# taz.de -- Publikation zur Identitären Bewegung: Identitäre als Pfadfinder verharmlost
       
       > Ein Professor der sächsischen Berufsakademie beschreibt die Identitäre
       > Bewegung als „aktionistische Jugendbewegung“. Das sorgt für Kritik.
       
 (IMG) Bild: Die Polizei räumt eine Sitzblockade der Identitären Bewegung vor der CDU-Zentrale
       
       Die Berufsakademie (BA) Sachsen ist eine staatliche Hochschuleinrichtung,
       die eine praxisnahe Ausbildung in verschiedenen Studienfächern anbietet.
       Seit dem letzten Jahr gibt die Bildungsakademie die wissenschaftliche
       Schriftenreihe „Wissen im Markt“ heraus. In der aktuellen Ausgabe ist ein
       Text über [1][die rechtsextreme Identitäre Bewegung (IB)] erschienen, der
       im Internet für Aufruhr sorgt.
       
       Unter dem Titel „Die Identitäre Bewegung als politischer Entrepreneur“
       beschreibt der Autor Falk Tennert die IB als „aktionistische
       Jugendbewegung“, die „politische und kulturelle Angebote für jene Europäer“
       schaffe, „die vom politischen Establishment vergessen worden“ seien: „die
       Jugend ohne Migrationshintergrund.“ Die Akteure würden sich „um
       Überfremdung sorgen“.
       
       Tennert ist Professor für Empirische Forschungsmethoden an der BA Sachsen.

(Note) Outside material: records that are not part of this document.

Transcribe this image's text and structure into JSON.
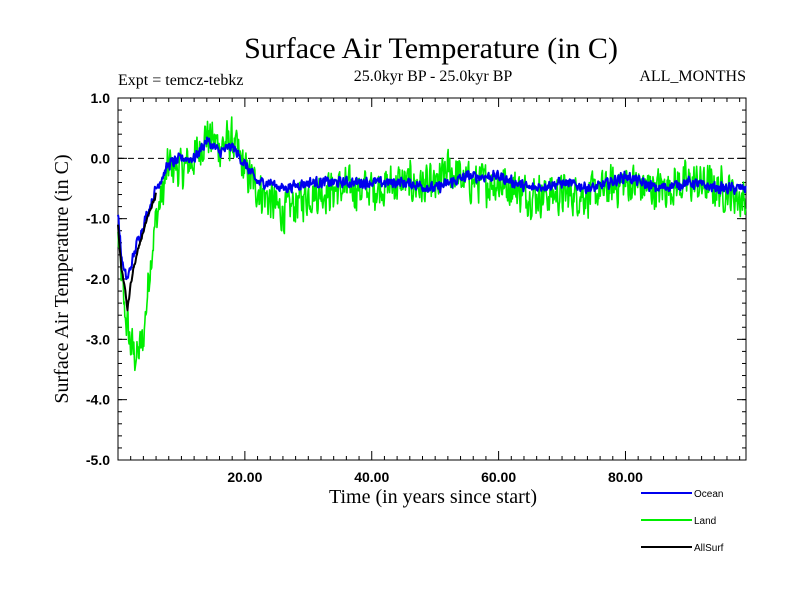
{
  "chart_data": {
    "type": "line",
    "title": "Surface Air Temperature (in C)",
    "subtitle_left": "Expt = temcz-tebkz",
    "subtitle_center": "25.0kyr BP - 25.0kyr BP",
    "subtitle_right": "ALL_MONTHS",
    "xlabel": "Time (in years since start)",
    "ylabel": "Surface Air Temperature (in C)",
    "xlim": [
      0,
      99
    ],
    "ylim": [
      -5.0,
      1.0
    ],
    "x_ticks": [
      20,
      40,
      60,
      80
    ],
    "x_tick_labels": [
      "20.00",
      "40.00",
      "60.00",
      "80.00"
    ],
    "y_ticks": [
      1.0,
      0.0,
      -1.0,
      -2.0,
      -3.0,
      -4.0,
      -5.0
    ],
    "y_tick_labels": [
      "1.0",
      "0.0",
      "-1.0",
      "-2.0",
      "-3.0",
      "-4.0",
      "-5.0"
    ],
    "reference_line": 0.0,
    "series": [
      {
        "name": "Land",
        "color": "#00ee00",
        "x": [
          0,
          1,
          2,
          3,
          4,
          5,
          6,
          7,
          8,
          10,
          12,
          14,
          16,
          18,
          20,
          22,
          24,
          26,
          30,
          35,
          40,
          45,
          50,
          52,
          55,
          60,
          65,
          70,
          75,
          80,
          85,
          90,
          95,
          99
        ],
        "values": [
          -1.3,
          -2.5,
          -3.1,
          -3.3,
          -3.0,
          -1.8,
          -1.0,
          -0.6,
          -0.1,
          -0.2,
          0.0,
          0.4,
          0.2,
          0.3,
          -0.2,
          -0.5,
          -0.7,
          -0.9,
          -0.6,
          -0.5,
          -0.5,
          -0.4,
          -0.5,
          -0.2,
          -0.4,
          -0.4,
          -0.6,
          -0.6,
          -0.6,
          -0.4,
          -0.5,
          -0.4,
          -0.5,
          -0.7
        ]
      },
      {
        "name": "Ocean",
        "color": "#0000ee",
        "x": [
          0,
          0.5,
          1,
          1.5,
          2,
          3,
          4,
          5,
          6,
          7,
          8,
          10,
          12,
          14,
          16,
          18,
          20,
          22,
          24,
          26,
          30,
          35,
          40,
          45,
          50,
          55,
          60,
          65,
          70,
          75,
          80,
          85,
          90,
          95,
          99
        ],
        "values": [
          -0.9,
          -1.6,
          -1.9,
          -2.0,
          -1.8,
          -1.4,
          -1.1,
          -0.8,
          -0.5,
          -0.3,
          -0.1,
          0.0,
          0.0,
          0.3,
          0.1,
          0.2,
          -0.1,
          -0.4,
          -0.4,
          -0.5,
          -0.4,
          -0.4,
          -0.4,
          -0.4,
          -0.5,
          -0.3,
          -0.3,
          -0.5,
          -0.4,
          -0.5,
          -0.3,
          -0.5,
          -0.4,
          -0.5,
          -0.5
        ]
      },
      {
        "name": "AllSurf",
        "color": "#000000",
        "x": [
          0,
          0.5,
          1,
          1.5,
          2,
          2.5,
          3,
          4,
          5,
          6
        ],
        "values": [
          -1.1,
          -1.8,
          -2.1,
          -2.5,
          -2.1,
          -1.8,
          -1.6,
          -1.2,
          -0.9,
          -0.6
        ]
      }
    ],
    "legend": [
      "Ocean",
      "Land",
      "AllSurf"
    ]
  }
}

       Das primäre Themenfeld der IB, so schreibt Tennert, sei die „Gefährdung der
       kulturellen Identität Europas“, Ausgangspunkt seien „kulturelle
       Nivellierungsbestrebungen in Europa“. Eine kritische Einordnung sucht man
       vergebens.
       
       Die IB-Aktivisten würden „Antimigrationskampagnen“ nutzen, um „das
       Nichthandeln respektive rechtswidrige Handeln der deutschen wie
       österreichischen Regierung zu kritisieren“, erläutert Tennert stattdessen.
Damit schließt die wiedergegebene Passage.